I'm sorry, but the behavior implied here is clearly a bug. If Splunk is querying for realtime alerts by using the timestamp indicated in the logs instead of the timestamp when Splunk received/recorded the event, then it's not really "Realtime."
When a user says realtime, we mean we want to know if an event matches an alert condition the moment Splunk knows, not the moment Splunk would know if we lived in some imaginary world where all events arrive in the order they happen, or what I'm going to go ahead and coin as "Faketime"
Hi!
Thank you for your answers! Indead, some hosts have a latency of 500 seconds. So I will do my search between -15mn and 10mn.

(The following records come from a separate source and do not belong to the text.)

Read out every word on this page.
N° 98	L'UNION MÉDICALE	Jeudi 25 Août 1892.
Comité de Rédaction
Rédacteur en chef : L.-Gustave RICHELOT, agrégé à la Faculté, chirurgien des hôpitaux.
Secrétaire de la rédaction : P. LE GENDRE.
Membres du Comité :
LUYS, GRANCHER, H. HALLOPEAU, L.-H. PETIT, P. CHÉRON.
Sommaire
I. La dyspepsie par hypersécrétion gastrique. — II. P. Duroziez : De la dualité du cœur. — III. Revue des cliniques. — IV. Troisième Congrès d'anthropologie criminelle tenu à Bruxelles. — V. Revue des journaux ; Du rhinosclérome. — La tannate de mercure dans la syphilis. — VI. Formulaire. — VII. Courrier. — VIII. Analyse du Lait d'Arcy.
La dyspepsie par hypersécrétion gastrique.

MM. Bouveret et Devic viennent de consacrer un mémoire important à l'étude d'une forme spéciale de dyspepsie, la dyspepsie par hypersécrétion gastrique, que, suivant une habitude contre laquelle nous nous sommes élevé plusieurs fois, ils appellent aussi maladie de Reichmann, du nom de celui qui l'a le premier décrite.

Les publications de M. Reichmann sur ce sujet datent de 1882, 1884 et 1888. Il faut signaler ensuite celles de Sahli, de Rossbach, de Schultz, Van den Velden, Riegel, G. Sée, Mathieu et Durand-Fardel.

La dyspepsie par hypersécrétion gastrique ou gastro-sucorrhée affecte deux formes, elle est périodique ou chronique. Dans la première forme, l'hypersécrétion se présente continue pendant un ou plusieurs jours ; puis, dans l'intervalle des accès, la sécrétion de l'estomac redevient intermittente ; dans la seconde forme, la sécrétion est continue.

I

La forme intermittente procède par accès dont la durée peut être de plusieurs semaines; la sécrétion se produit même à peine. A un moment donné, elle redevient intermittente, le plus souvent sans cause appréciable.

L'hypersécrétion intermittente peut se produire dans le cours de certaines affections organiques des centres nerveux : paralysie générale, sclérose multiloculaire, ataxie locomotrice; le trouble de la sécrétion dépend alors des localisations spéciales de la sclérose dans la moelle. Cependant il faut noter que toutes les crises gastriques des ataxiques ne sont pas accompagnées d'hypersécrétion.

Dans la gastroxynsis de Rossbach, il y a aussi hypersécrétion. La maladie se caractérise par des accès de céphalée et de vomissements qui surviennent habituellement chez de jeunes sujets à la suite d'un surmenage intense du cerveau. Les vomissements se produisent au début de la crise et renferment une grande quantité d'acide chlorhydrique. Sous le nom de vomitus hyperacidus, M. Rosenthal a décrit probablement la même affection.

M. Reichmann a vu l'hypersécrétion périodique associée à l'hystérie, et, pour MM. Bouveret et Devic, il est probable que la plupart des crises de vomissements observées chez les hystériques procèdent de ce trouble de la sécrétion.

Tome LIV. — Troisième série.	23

If I well understood, I shouldn't use alerts on "Real Time" ? I have to use "Run on Cron Schedule" every 2 minutes for example, right ?
index=xxx (SHORT_ID=yyy OR SHORT_ID=zzz) _index_earliest=-15m@m _index_latest=-10m@m
When I create the scheduled cron, there are also the "earliest" and "latest" fields, should I use these fields instead of using _index_earliest and _index_latest in the command line ?
Thank you
It depends on if you want to use the timestamp of the event or when it was actually indexed. Your choice... And yes realtime searches are for sales demos, not very practical in real life unless you're watching your data flow in during development, etc.